The giant cell variant of glioblastoma multiforme (GCGBM) accounts for about 1% of primary brain tumors and 5% of glioblastomas (GBMs).1 Compared to more typical forms of GBM, the giant cell variant has a wider age range (with more younger individuals affected), is better circumscribed, and is believed to have a slightly better prognosis than more typical GBMs.1,2 Histologically, the most striking feature of this tumor is the presence of abundant, bizarre-appearing ("monstrocellular") tumor giant cells, many of which are multinucleated. Recent molecular and genetic analyses have revealed that GCGBM occupies an intermediate position between primary (de novo) GBM and the so-called secondary GBM, which is believed to arise from sequential anaplastic transformation of lower grade tumors.3-5 Like the primary GBM, GCGBMs appear to arise de novo, have a short clinical history, and have mutations of the PTEN/MMAC-1 gene in about one third of cases.5 However, TP53 gene mutations have been demonstrated in 75% to 90% of GCGBMs, while EGFR amplification is rare in these tumors, features that are different from primary GBM.3 Frequent TP53 mutations and the lower age at diagnosis are features shared by GCGBM and secondary GBM. While the giant cell variant has been reported to have a better prognosis than more conventional GBMs,6-9 the reasons for this difference are unknown and may relate to factors such as patient age (ie, the increased proportion of younger patients with GCGBM) and the possible inclusion of some pleomorphic xanthoastrocytomas (PXAs) in earlier clinicopathologic studies of GCGBM.

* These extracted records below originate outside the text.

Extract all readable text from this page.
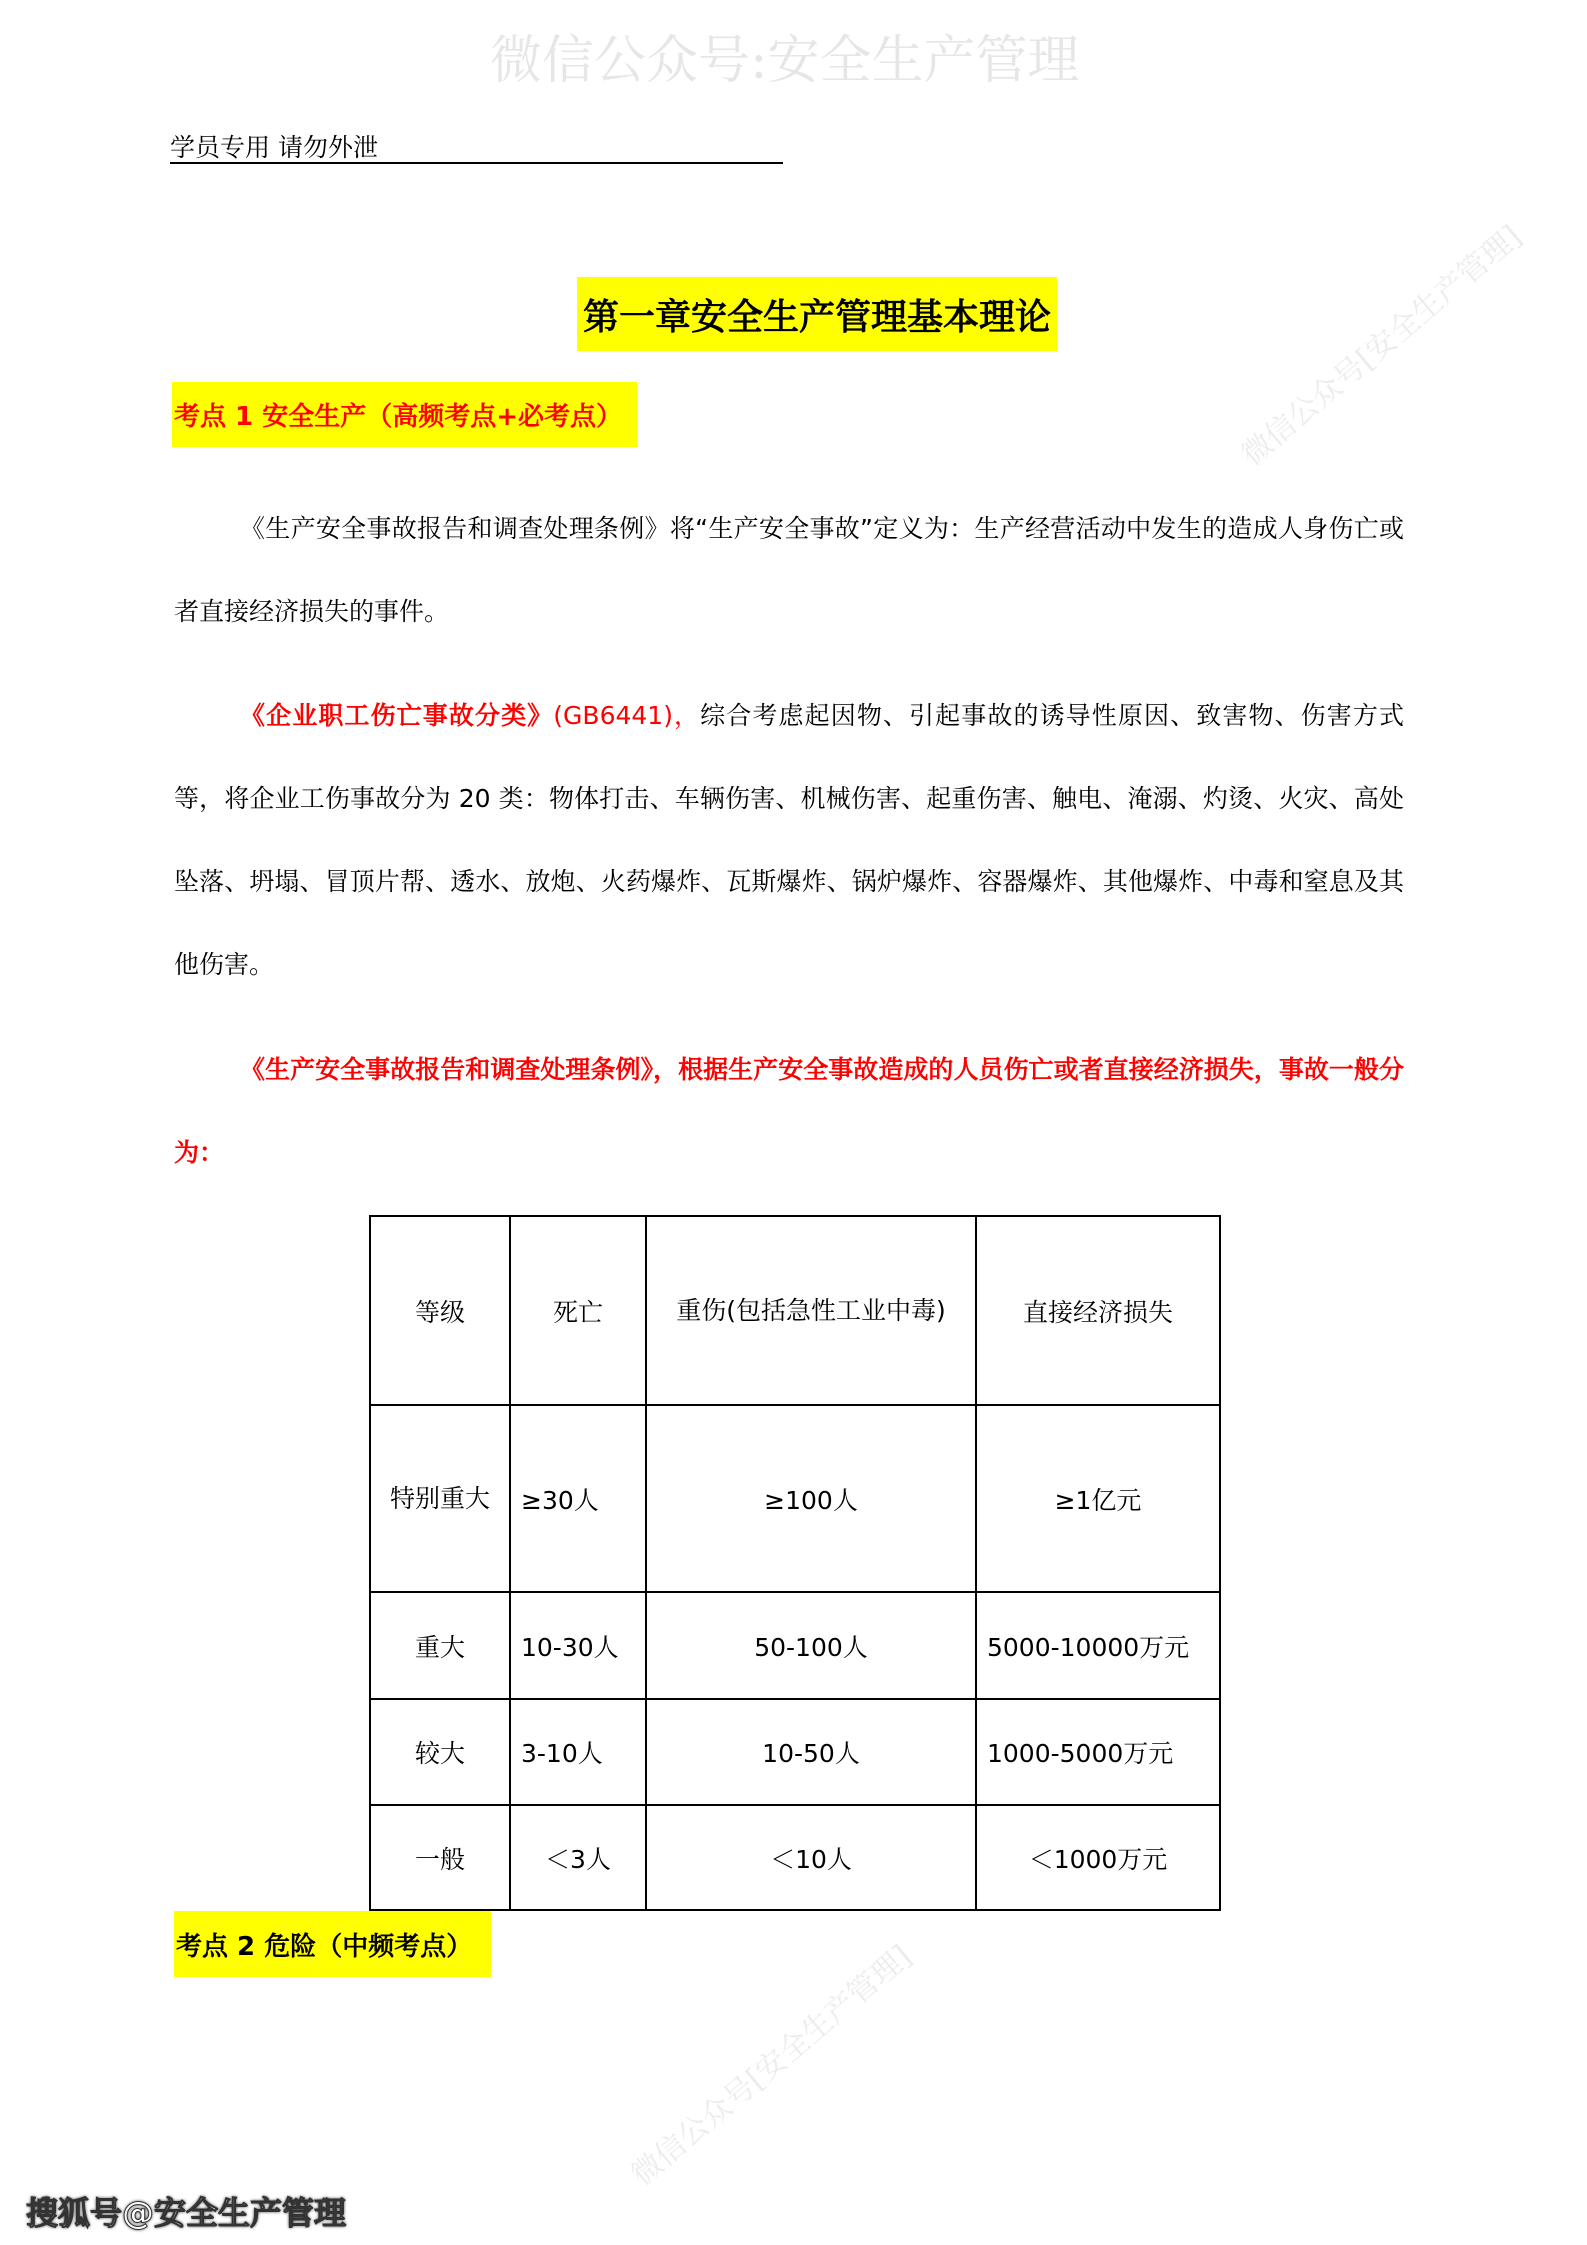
微信公众号:安全生产管理
微信公众号[安全生产管理]
微信公众号[安全生产管理]
学员专用 请勿外泄
第一章安全生产管理基本理论
考点 1 安全生产（高频考点+必考点）
《生产安全事故报告和调查处理条例》将“生产安全事故”定义为：生产经营活动中发生的造成人身伤亡或者直接经济损失的事件。
《企业职工伤亡事故分类》(GB6441)，综合考虑起因物、引起事故的诱导性原因、致害物、伤害方式等，将企业工伤事故分为 20 类：物体打击、车辆伤害、机械伤害、起重伤害、触电、淹溺、灼烫、火灾、高处坠落、坍塌、冒顶片帮、透水、放炮、火药爆炸、瓦斯爆炸、锅炉爆炸、容器爆炸、其他爆炸、中毒和窒息及其他伤害。
《生产安全事故报告和调查处理条例》，根据生产安全事故造成的人员伤亡或者直接经济损失，事故一般分为：
等级	死亡	重伤(包括急性工业中毒)	直接经济损失
特别重大	≥30人	≥100人	≥1亿元
重大	10-30人	50-100人	5000-10000万元
较大	3-10人	10-50人	1000-5000万元
一般	＜3人	＜10人	＜1000万元
考点 2 危险（中频考点）
搜狐号@安全生产管理
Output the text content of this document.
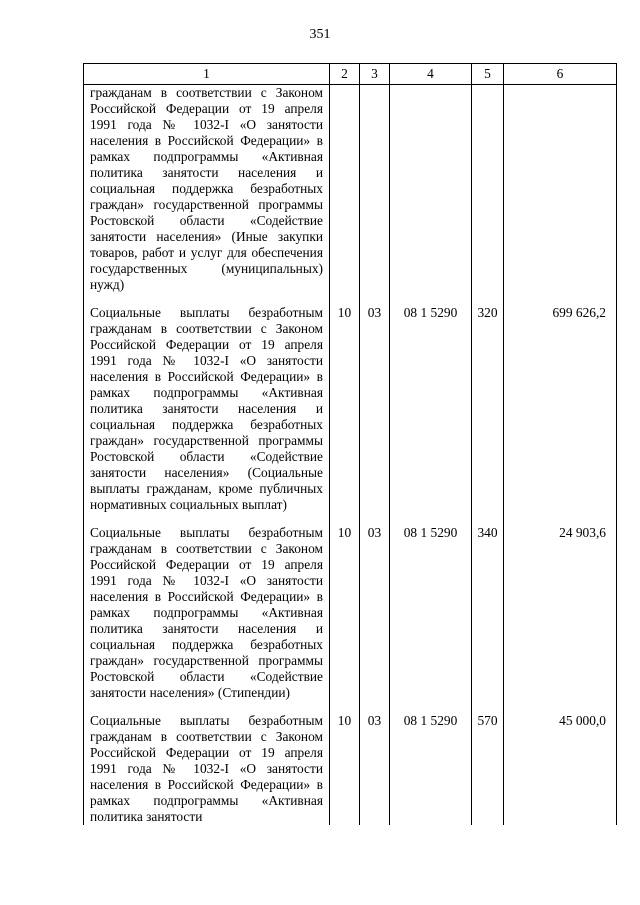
351
1	2	3	4	5	6
гражданам в соответствии с Законом Российской Федерации от 19 апреля 1991 года № 1032-I «О занятости населения в Российской Федерации» в рамках подпрограммы «Активная политика занятости населения и социальная поддержка безработных граждан» государственной программы Ростовской области «Содействие занятости населения» (Иные закупки товаров, работ и услуг для обеспечения государственных (муниципальных) нужд)					
Социальные выплаты безработным гражданам в соответствии с Законом Российской Федерации от 19 апреля 1991 года № 1032-I «О занятости населения в Российской Федерации» в рамках подпрограммы «Активная политика занятости населения и социальная поддержка безработных граждан» государственной программы Ростовской области «Содействие занятости населения» (Социальные выплаты гражданам, кроме публичных нормативных социальных выплат)	10	03	08 1 5290	320	699 626,2
Социальные выплаты безработным гражданам в соответствии с Законом Российской Федерации от 19 апреля 1991 года № 1032-I «О занятости населения в Российской Федерации» в рамках подпрограммы «Активная политика занятости населения и социальная поддержка безработных граждан» государственной программы Ростовской области «Содействие занятости населения» (Стипендии)	10	03	08 1 5290	340	24 903,6
Социальные выплаты безработным гражданам в соответствии с Законом Российской Федерации от 19 апреля 1991 года № 1032-I «О занятости населения в Российской Федерации» в рамках подпрограммы «Активная политика занятости	10	03	08 1 5290	570	45 000,0
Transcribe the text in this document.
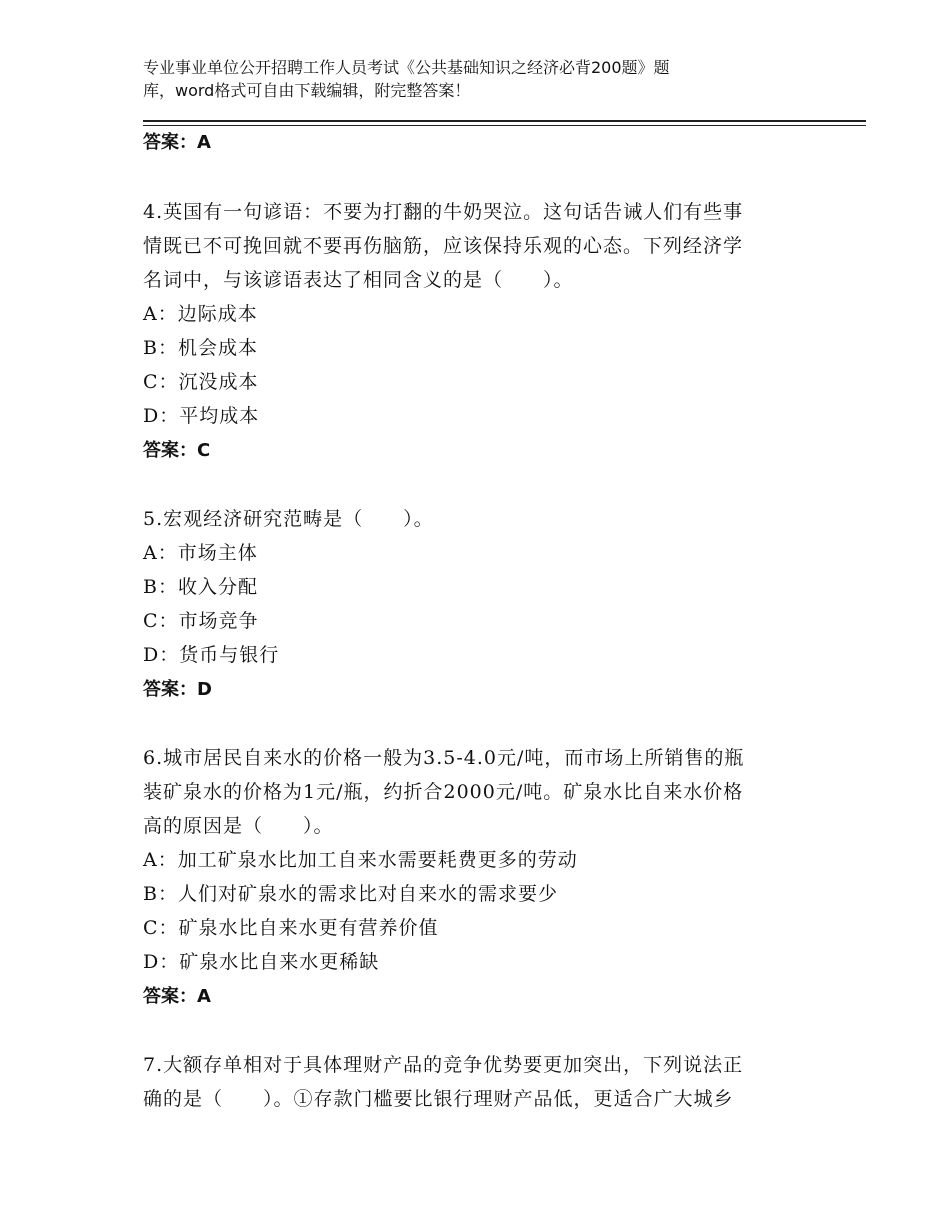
专业事业单位公开招聘工作人员考试《公共基础知识之经济必背200题》题
库，word格式可自由下载编辑，附完整答案！
答案：A
4.英国有一句谚语：不要为打翻的牛奶哭泣。这句话告诫人们有些事
情既已不可挽回就不要再伤脑筋，应该保持乐观的心态。下列经济学
名词中，与该谚语表达了相同含义的是（　　）。
A：边际成本
B：机会成本
C：沉没成本
D：平均成本
答案：C
5.宏观经济研究范畴是（　　）。
A：市场主体
B：收入分配
C：市场竞争
D：货币与银行
答案：D
6.城市居民自来水的价格一般为3.5-4.0元/吨，而市场上所销售的瓶
装矿泉水的价格为1元/瓶，约折合2000元/吨。矿泉水比自来水价格
高的原因是（　　）。
A：加工矿泉水比加工自来水需要耗费更多的劳动
B：人们对矿泉水的需求比对自来水的需求要少
C：矿泉水比自来水更有营养价值
D：矿泉水比自来水更稀缺
答案：A
7.大额存单相对于具体理财产品的竞争优势要更加突出，下列说法正
确的是（　　）。①存款门槛要比银行理财产品低，更适合广大城乡
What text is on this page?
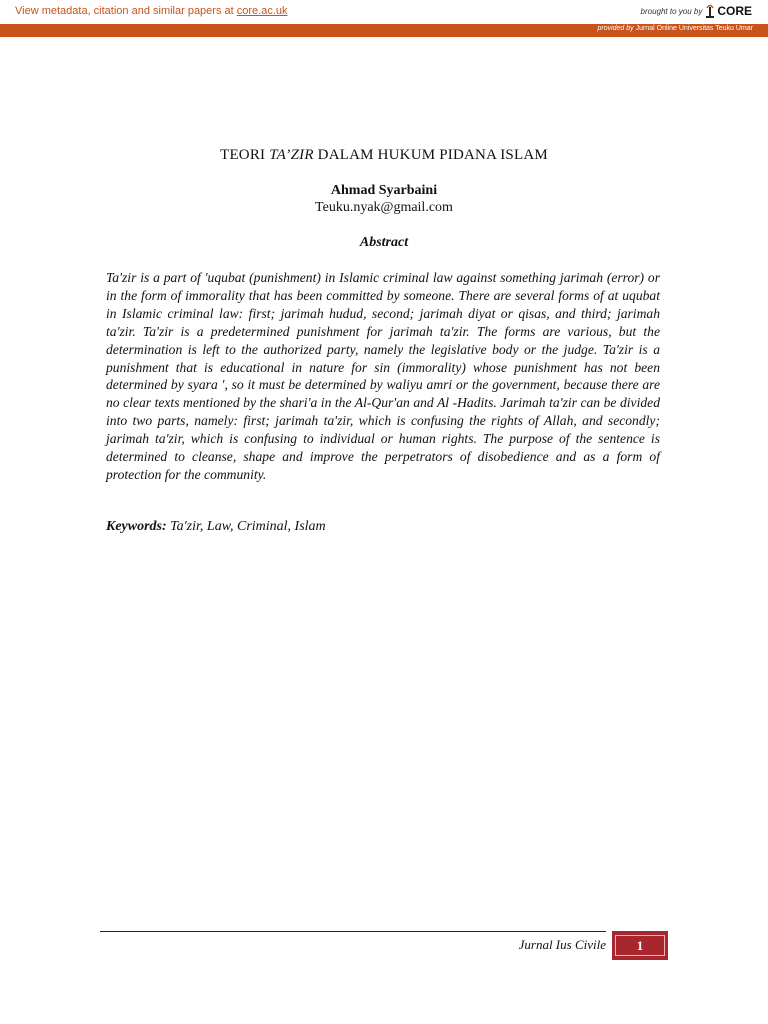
View metadata, citation and similar papers at core.ac.uk	brought to you by CORE
provided by Jurnal Online Universitas Teuku Umar
TEORI TA’ZIR DALAM HUKUM PIDANA ISLAM
Ahmad Syarbaini
Teuku.nyak@gmail.com
Abstract

Ta'zir is a part of 'uqubat (punishment) in Islamic criminal law against something jarimah (error) or in the form of immorality that has been committed by someone. There are several forms of at uqubat in Islamic criminal law: first; jarimah hudud, second; jarimah diyat or qisas, and third; jarimah ta'zir. Ta'zir is a predetermined punishment for jarimah ta'zir. The forms are various, but the determination is left to the authorized party, namely the legislative body or the judge. Ta'zir is a punishment that is educational in nature for sin (immorality) whose punishment has not been determined by syara ', so it must be determined by waliyu amri or the government, because there are no clear texts mentioned by the shari'a in the Al-Qur'an and Al -Hadits. Jarimah ta'zir can be divided into two parts, namely: first; jarimah ta'zir, which is confusing the rights of Allah, and secondly; jarimah ta'zir, which is confusing to individual or human rights. The purpose of the sentence is determined to cleanse, shape and improve the perpetrators of disobedience and as a form of protection for the community.

Keywords: Ta'zir, Law, Criminal, Islam
Jurnal Ius Civile	1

Pleomorphic xanthoastrocytoma is a primary neoplasm of the central nervous system (CNS) that was originally described by Kepes and colleagues.10-12 In contrast to the GCGBM, PXA is usually superficially located, has a predilection for the temporal lobe, and characteristically affects adolescents and young adults, who often present with a history of intractable seizures. Imaging studies usually reveal a large, well-circumscribed mass with cystic and solid components or a cyst with a mural nodule.13-16 Although favorable patient outcomes have been achieved with complete surgical excision, some of these tumors have followed a more aggressive course.12,17,18

Neuronal antigens have been identified in the pleomorphic tumor cell population of PXA,19-21 but they have not been analyzed previously in GCGBM. Class III [beta]-tubulin ([beta]III) is expressed during the earliest stages of neuronal differentiation and is confined to neurons and their processes in the adult.22-24 Detection of [beta]III using the monoclonal antibody TuJ1 has been widely used in the past as evidence of neuronal lineage in a variety of experimental systems. This tubulin isotype has been identified in a variety of nonglial CNS tumors,25-27 as well as in some non-CNS tumors28 and cell lines.29 Recently, [beta]III-like immunoreactivity has also been demonstrated in diffuse astrocytomas30 (including GBMs30-32) and in oligodendrogliomas.32,33 Two of these studies suggested that [beta]III expression correlated with greater malignant potential.30-33 However, in a recent study of 40 PXAs, Giannini et al21 identified [beta]III immunoreactivity in 73% of cases, and there was no apparent relationship between [beta]III expression and more aggressive behavior in PXAs. To our knowledge, the pattern of [beta]III expression in GCGBM has not been reported to date.